By Evelyn Gray
Final Arguments Presented in Harvard Affirmative Action Case
By EVELYN GRAY
The final briefs have been submitted in a Boston courthouse by both sides of Harvard’s well-publicized legal battle over a 2014 lawsuit regarding discrimination in admissions against Asian Americans. The case is now in the hands of U.S. District Judge Allison D. Burroughs, although the ruling it is expected to be appealed regardless of its resolution and eventually reach the Supreme Court.
In their final arguments, Harvard focused on pointing out that the Students for Fair Admissions group behind the lawsuit has failed to point out a single student as being clearly discriminated against. In previous Affirmative Action cases that have come before the Supreme Court, there has been an individual who has stepped forward to say that they were wrongfully rejected from an institution, so that has become an important part of the legal precedent for this kind of case. Students for Fair Admissions argues that “personal scores” are used as a part of the admissions process in order to systematically discriminate against Asian American applicants, who are generally scored lower than other demographics in this category.

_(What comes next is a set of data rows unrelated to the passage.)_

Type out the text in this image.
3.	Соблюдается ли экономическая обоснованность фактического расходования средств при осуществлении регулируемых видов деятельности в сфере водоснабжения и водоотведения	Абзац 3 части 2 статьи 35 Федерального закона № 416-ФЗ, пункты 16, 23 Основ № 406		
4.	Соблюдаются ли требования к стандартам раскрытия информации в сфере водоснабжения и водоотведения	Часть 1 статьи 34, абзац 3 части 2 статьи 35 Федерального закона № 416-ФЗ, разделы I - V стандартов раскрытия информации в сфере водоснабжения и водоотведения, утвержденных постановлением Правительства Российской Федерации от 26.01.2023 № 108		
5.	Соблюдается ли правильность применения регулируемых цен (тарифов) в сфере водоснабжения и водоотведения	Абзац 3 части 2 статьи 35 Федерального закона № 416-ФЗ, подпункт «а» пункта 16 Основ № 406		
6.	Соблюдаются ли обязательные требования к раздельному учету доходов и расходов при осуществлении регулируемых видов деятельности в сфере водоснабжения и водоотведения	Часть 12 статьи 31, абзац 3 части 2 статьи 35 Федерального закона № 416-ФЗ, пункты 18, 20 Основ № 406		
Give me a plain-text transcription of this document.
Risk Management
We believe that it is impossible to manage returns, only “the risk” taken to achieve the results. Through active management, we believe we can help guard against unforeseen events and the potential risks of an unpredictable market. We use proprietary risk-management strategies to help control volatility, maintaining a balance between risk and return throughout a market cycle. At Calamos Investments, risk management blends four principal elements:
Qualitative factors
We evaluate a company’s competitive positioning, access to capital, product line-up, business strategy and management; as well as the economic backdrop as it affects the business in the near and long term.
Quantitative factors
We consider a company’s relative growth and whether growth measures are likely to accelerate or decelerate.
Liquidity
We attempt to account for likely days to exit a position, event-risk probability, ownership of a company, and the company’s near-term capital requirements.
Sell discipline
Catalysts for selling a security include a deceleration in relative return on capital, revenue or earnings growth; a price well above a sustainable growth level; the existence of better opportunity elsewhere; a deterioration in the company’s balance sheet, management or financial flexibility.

Given the current makeup of the Supreme Court, since the retirement of Justice Kennedy, there is not currently a majority of Justices with a record of voting in favor of affirmative action in major cases. This case has the potential to change college admissions as we know it, but it looks like the answer won’t be determined here in Boston. Judge Burroughs is expected to take some time to release her decision, but it likely that this case will still be in the news on and off campus in the coming months and even years.